Yet another popular Bengali Sweet is the “Malai Sandwich” Like any other Bengali sweet, this is also made using Chenna(fresh cottage cheese) and sugar syrup but with an add-on of a stuffing. The simple add-on makes this dish absolutely outstanding. Are you thinking which add-on I am talking about? Yes! your right… Its the stuffing of khoya (evaporated milk)
This dish is too good to resist. The khoya stuffed in between the prepared chenna simply makes you drool. I have added edible food colour to the chenna to make it more appealing. You can simply eliminate it if you do not like using food colours.
The first time I tried these, it was a major flop show. Though the chenna was soft and juicy, I goofed up with the stuffing. In the recipe I followed, I had read that the khoya has to be mixed with powdered sugar and I promptly did that. The resultant was a dough which was like a chapathi dough. As it was my first time I thought what I was doing is right and went ahead with the stuffing. After refrigeration, the stuffing was so hard to even break. Haha !!!
The next time I nailed it ! What I did is,I mixed khoya/mawa with sugar syrup and mixed it to a cheese spread consistency and spread them in between the chenna. That was so perfect 🙂
Full fat whole milk – 1 litre
Curd/Yogurt – 1/2 cup
Ice cold water – 1 litre
Ice cubes – a few
Raspberry edible food colour or red food colour – few drops
For Sugar syrup:
Sugar – 1 1/2 cup
Water – 3 cups
Rose water – 1 tbsp
Cardamom powder – 1/4 tsp
For stuffing :
Unsweetened Khoya/Mawa / Evaporated milk – 200 gms
Sugar syrup – adjust accordingly
Pistachios – finely chopped
Silver warq – 1 sheet
Part 1 : Making chenna
Part 2 : Making Sugar syrup
Part 3: Cooking the prepared chenna
Part 4 : Khoya stuffing
Part 1 : Making chenna
- In a deep pan, boil 1 litre milk and simmer the flame to lowest.
- Add 1/2 cup curd and wait for it to curdle
- Mix well and keep stirring till the chenna separates from the whey (the green water)
- Turn off the gas
- Add Ice cubes and Ice cold water and let it stay for few minutes.
- Now strain using a muslin cloth and discard the whey(you can also reuse them in making chapathi dough replacing water with this whey)
- Pack it tight in the muslin cloth and hang it to a hook in your kitchen to drain out the excess water.
- Do not keep for more than 25-30 minutes. We need a moist chenna and not a totally dehydrated chenna
- Now put the chenna on your kitchen platform or in a flat plate and knead continuously for 5 minutes or till they are soft enough and form a soft dough.
- Add few drops of Raspberry red food colour and knead gently.

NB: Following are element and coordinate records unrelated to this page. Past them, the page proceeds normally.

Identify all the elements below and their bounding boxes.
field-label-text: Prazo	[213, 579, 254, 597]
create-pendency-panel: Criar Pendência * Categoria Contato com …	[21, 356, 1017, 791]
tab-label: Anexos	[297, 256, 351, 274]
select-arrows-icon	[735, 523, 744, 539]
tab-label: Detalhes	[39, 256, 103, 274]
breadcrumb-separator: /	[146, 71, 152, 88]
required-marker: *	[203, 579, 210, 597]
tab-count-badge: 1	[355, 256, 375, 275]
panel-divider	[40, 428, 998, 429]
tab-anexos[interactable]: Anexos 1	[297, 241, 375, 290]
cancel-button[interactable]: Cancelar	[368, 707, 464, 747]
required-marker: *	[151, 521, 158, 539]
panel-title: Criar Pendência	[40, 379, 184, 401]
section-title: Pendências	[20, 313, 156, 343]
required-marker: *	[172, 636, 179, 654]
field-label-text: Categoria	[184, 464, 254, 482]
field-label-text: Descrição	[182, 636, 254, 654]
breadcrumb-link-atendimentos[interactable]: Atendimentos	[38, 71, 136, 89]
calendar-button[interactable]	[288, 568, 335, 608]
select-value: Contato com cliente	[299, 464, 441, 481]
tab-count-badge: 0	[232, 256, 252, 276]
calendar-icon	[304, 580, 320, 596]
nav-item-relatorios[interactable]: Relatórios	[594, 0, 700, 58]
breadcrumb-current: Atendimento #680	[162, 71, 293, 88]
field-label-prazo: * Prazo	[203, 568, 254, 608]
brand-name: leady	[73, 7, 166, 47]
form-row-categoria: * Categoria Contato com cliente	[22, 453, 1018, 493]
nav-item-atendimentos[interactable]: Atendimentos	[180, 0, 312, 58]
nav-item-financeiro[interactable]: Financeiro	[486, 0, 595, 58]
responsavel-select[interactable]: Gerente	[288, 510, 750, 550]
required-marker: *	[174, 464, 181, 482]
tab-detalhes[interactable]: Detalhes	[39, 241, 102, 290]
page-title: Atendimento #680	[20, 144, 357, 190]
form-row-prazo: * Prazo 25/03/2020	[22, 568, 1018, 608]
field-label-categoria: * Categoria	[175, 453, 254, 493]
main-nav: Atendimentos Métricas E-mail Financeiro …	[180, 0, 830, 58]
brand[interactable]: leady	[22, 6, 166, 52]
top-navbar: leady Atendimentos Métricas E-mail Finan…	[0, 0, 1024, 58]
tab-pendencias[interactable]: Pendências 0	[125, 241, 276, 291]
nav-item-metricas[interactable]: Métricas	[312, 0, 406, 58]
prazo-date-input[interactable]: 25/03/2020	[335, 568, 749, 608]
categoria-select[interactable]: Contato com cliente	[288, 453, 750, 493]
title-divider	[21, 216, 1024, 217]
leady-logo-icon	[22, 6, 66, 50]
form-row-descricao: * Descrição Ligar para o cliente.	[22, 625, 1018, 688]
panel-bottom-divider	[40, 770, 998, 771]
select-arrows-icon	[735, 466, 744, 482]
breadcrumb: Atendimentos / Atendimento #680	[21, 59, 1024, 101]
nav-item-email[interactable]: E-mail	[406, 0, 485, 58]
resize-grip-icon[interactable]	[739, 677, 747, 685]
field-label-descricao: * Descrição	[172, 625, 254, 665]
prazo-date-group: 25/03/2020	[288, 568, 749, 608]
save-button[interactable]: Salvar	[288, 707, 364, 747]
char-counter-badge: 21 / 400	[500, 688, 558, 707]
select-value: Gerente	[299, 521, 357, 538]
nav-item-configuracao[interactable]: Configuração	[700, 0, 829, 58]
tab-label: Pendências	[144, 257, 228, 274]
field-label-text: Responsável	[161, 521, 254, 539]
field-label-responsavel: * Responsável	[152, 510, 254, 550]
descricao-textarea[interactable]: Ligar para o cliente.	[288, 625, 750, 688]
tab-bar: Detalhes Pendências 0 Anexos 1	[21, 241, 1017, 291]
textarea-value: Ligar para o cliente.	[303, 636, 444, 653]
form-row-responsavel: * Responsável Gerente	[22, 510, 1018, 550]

Part 2 : Making sugar syrup
- While you are kneading the dough, you can place sugar and water in a wide and deep mouthed vessel and place them on a stove top
- On medium flame bring the mixture to boil
- Add cardamom powder and rose water
- Make sure all the sugar dissolves well
Part 3 : Making chenna balls and cooking
- After kneading the chenna for 5 minutes you will see a soft mass which is the freshly prepared cottage cheese
- Now make little big round shaped balls with your palms and flatten it.
- Set them aside on a plate
- The size should be just right
- Now slowly slide in these chenna balls into the boiling sugar syrup.
- Add the flattened balls one after the other and not at ones
- Cover the pan with a lid and cook on medium flame for 15 minutes with occasionally stirring them carefully.
- Make sure you do not break them and are as careful as you can.
- You will notice that the chenna has doubled in its size
- Cook for 2-3 minutes more with the lid closed
- Turn off the gas and let them cool completely before you proceed
Part 4 : Khoya stuffing
- Firstly, Khoya should be at room temperature.
- Take the khoya in a mixing bowl and add 3 to 4 tbsp prepared sugar syrup (the ones which we made for cooking chenna)
- Mix well so that there are no lumps formed.
- Stuffing should not be watery
- It should be tight but little sticky
- Like a cheese spread
- Now carefully pick one chenna from the sugar syrup and slice it horizontally into two halves
- Add the khoya/mawa stuffing in the middle and cover it like a sandwich.
- Place them on a serveware/ box
- Similarly repeat the process for the remaining chenna pieces.
- Garnish the malai sandwich with silver warq and chopped pistachios
- Store them in the refrigerator and serve them chilled.
- Do not discard the sugar syrup. You can reuse them in making other sweets like rasgullas or gulab jamoons
- You also can make square shaped chennas (shape of a bread) and also make malai sandwiches 🙂
- You can also add few strands of saffron dipped in milk with the khoya/mawa-sugar mixture.
- Be careful when you cut the chenna in to two halves. As they are soft, they tend to break easily.